Transplantation. 2017 Jul;101(7):1527-1534. doi: 10.1097/TP.0000000000001648.
Currently trials of immunosuppression in transplantation are in decline because their objectives remain focused on improving acute rejection rates and graft survival in the first 12 months. With 1 year renal graft survival rates of greater than 90% the best that can be hoped for is noninferiority trial outcomes compared with current standard of care. Current trial design is not leading to novel therapies improving long-term outcomes and safety, and hence important unmet clinical needs in transplantation remain unanswered. Issues that need to be addressed include but are not limited to: prevention of subclinical rejection in the first year, better 5- and 10-year graft outcomes, more effective treatment for high immunological risk and sensitized (including donor-specific antibody) patients, immunosuppressive combinations that are better tolerated by patients with fewer side effects and less morbidity and mortality. In September 2015, the Transplantation Society convened a group of transplant clinical trial experts to address these problems. The aims were to substantially realign the priorities of clinical trials for renal transplant immunosuppression with the current unmet needs and to propose new designs for clinical trials for transplant immunosuppression. Moving forward, the transplant community needs to provide trial data that will identify superior treatment options for patient subgroups and allow new agents to be evaluated for efficacy and safety and achieve timely regulatory approval.

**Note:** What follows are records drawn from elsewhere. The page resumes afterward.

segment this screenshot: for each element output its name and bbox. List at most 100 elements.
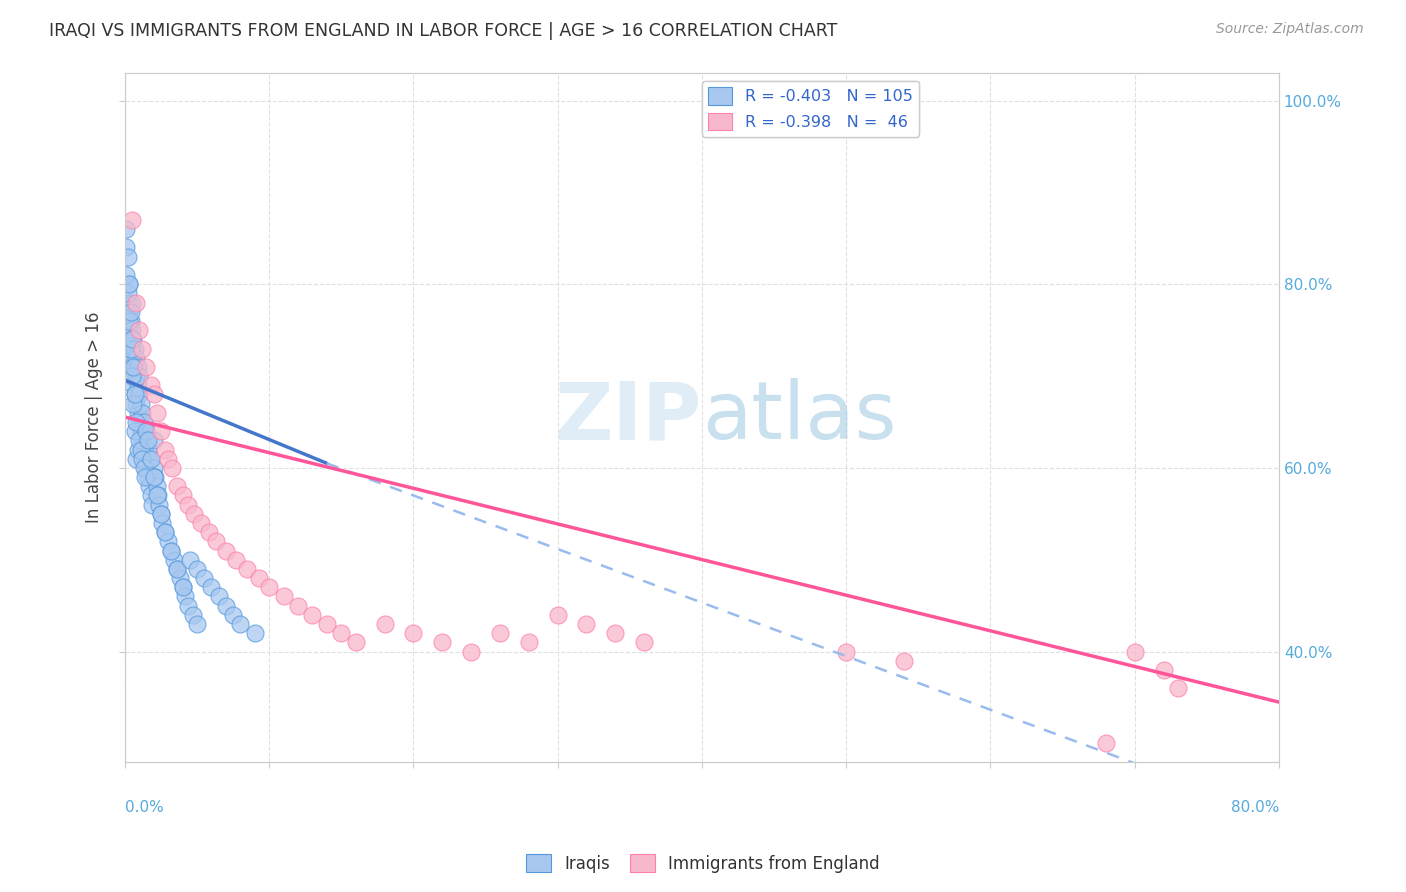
Point	[117, 323, 139, 337]
Point	[193, 571, 215, 585]
Point	[200, 580, 222, 594]
Point	[229, 617, 252, 632]
Point	[124, 387, 146, 401]
Point	[186, 617, 208, 632]
Legend: R = -0.403   N = 105, R = -0.398   N =  46: R = -0.403 N = 105, R = -0.398 N = 46	[702, 81, 920, 136]
Point	[142, 434, 165, 448]
Point	[128, 434, 150, 448]
Point	[174, 590, 197, 604]
Point	[121, 369, 143, 384]
Point	[146, 488, 169, 502]
Point	[125, 396, 148, 410]
Point	[125, 451, 148, 466]
Point	[139, 451, 162, 466]
Point	[517, 635, 540, 649]
Point	[122, 332, 145, 346]
Point	[124, 424, 146, 438]
Point	[122, 359, 145, 374]
Point	[141, 498, 163, 512]
Point	[127, 406, 149, 420]
Point	[301, 607, 323, 622]
Point	[183, 507, 205, 521]
Point	[162, 461, 184, 475]
Point	[128, 369, 150, 384]
Point	[247, 571, 270, 585]
Point	[120, 314, 142, 328]
Point	[163, 553, 186, 567]
Point	[115, 268, 138, 282]
Point	[139, 378, 162, 392]
Point	[121, 342, 143, 356]
Point	[115, 240, 138, 254]
Point	[118, 277, 141, 292]
Point	[124, 387, 146, 401]
Point	[273, 590, 295, 604]
Point	[131, 451, 153, 466]
Point	[204, 534, 226, 549]
Point	[177, 599, 200, 613]
Point	[243, 626, 266, 640]
Point	[155, 442, 177, 457]
Point	[315, 617, 337, 632]
Point	[1167, 681, 1189, 696]
Point	[149, 424, 172, 438]
Point	[155, 525, 177, 540]
Point	[547, 607, 569, 622]
Point	[172, 580, 194, 594]
Point	[155, 525, 177, 540]
Point	[605, 626, 627, 640]
Point	[120, 332, 142, 346]
Point	[124, 359, 146, 374]
Point	[402, 626, 425, 640]
Point	[166, 562, 188, 576]
Point	[172, 488, 194, 502]
Point	[135, 434, 157, 448]
Point	[1153, 663, 1175, 677]
Point	[117, 286, 139, 301]
Text: Source: ZipAtlas.com: Source: ZipAtlas.com	[1216, 22, 1364, 37]
Point	[121, 323, 143, 337]
Point	[136, 434, 159, 448]
Point	[118, 351, 141, 365]
Point	[172, 580, 194, 594]
Point	[128, 387, 150, 401]
Point	[117, 250, 139, 264]
Text: 0.0%: 0.0%	[125, 799, 163, 814]
Point	[128, 415, 150, 429]
Point	[148, 498, 170, 512]
Point	[169, 571, 191, 585]
Point	[129, 396, 152, 410]
Point	[122, 396, 145, 410]
Point	[835, 644, 858, 658]
Point	[124, 342, 146, 356]
Point	[132, 415, 155, 429]
Point	[190, 516, 212, 530]
Point	[127, 442, 149, 457]
Point	[177, 498, 200, 512]
Point	[121, 332, 143, 346]
Point	[489, 626, 512, 640]
Point	[633, 635, 655, 649]
Point	[121, 369, 143, 384]
Point	[138, 451, 160, 466]
Point	[257, 580, 280, 594]
Point	[135, 424, 157, 438]
Point	[135, 359, 157, 374]
Point	[128, 323, 150, 337]
Point	[207, 590, 229, 604]
Point	[118, 277, 141, 292]
Point	[122, 378, 145, 392]
Point	[166, 479, 188, 493]
Legend: Iraqis, Immigrants from England: Iraqis, Immigrants from England	[519, 847, 887, 880]
Point	[1123, 644, 1146, 658]
Point	[125, 369, 148, 384]
Point	[134, 470, 156, 484]
Point	[344, 635, 367, 649]
Point	[117, 295, 139, 310]
Point	[125, 295, 148, 310]
Point	[118, 305, 141, 319]
Point	[432, 635, 454, 649]
Point	[157, 534, 180, 549]
Text: atlas: atlas	[702, 378, 896, 457]
Point	[149, 507, 172, 521]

Trial designs for new transplant immunosuppression must be intelligently restructured to ensure that short- and long-term clinical outcomes continue to improve.
目前,移植领域的免疫抑制试验正在减少,因为其目标仍然集中在提高前 12 个月的急性排斥率和移植物存活率。目前,肾移植 1 年存活率超过 90%,最好的结果是与当前的标准治疗相比,非劣效性试验结果。目前的试验设计并没有导致新的疗法改善长期结果和安全性,因此移植领域的一些重要未满足的临床需求仍未得到解决。需要解决的问题包括但不限于:预防第一年的亚临床排斥反应、改善 5 年和 10 年的移植物结果、为高免疫风险和致敏(包括供体特异性抗体)患者提供更有效的治疗、免疫抑制组合在患者中具有更好的耐受性,副作用和发病率及死亡率更低。2015 年 9 月,移植学会召集了一组移植临床试验专家来解决这些问题。其目的是大幅调整肾移植免疫抑制临床试验的优先事项,以满足当前的未满足需求,并为移植免疫抑制的临床试验提出新的设计。展望未来,移植界需要提供试验数据,以确定患者亚组的更佳治疗选择,并允许新药物进行疗效和安全性评估,并及时获得监管部门的批准。新的移植免疫抑制试验设计必须进行智能重构,以确保短期和长期的临床结果继续得到改善。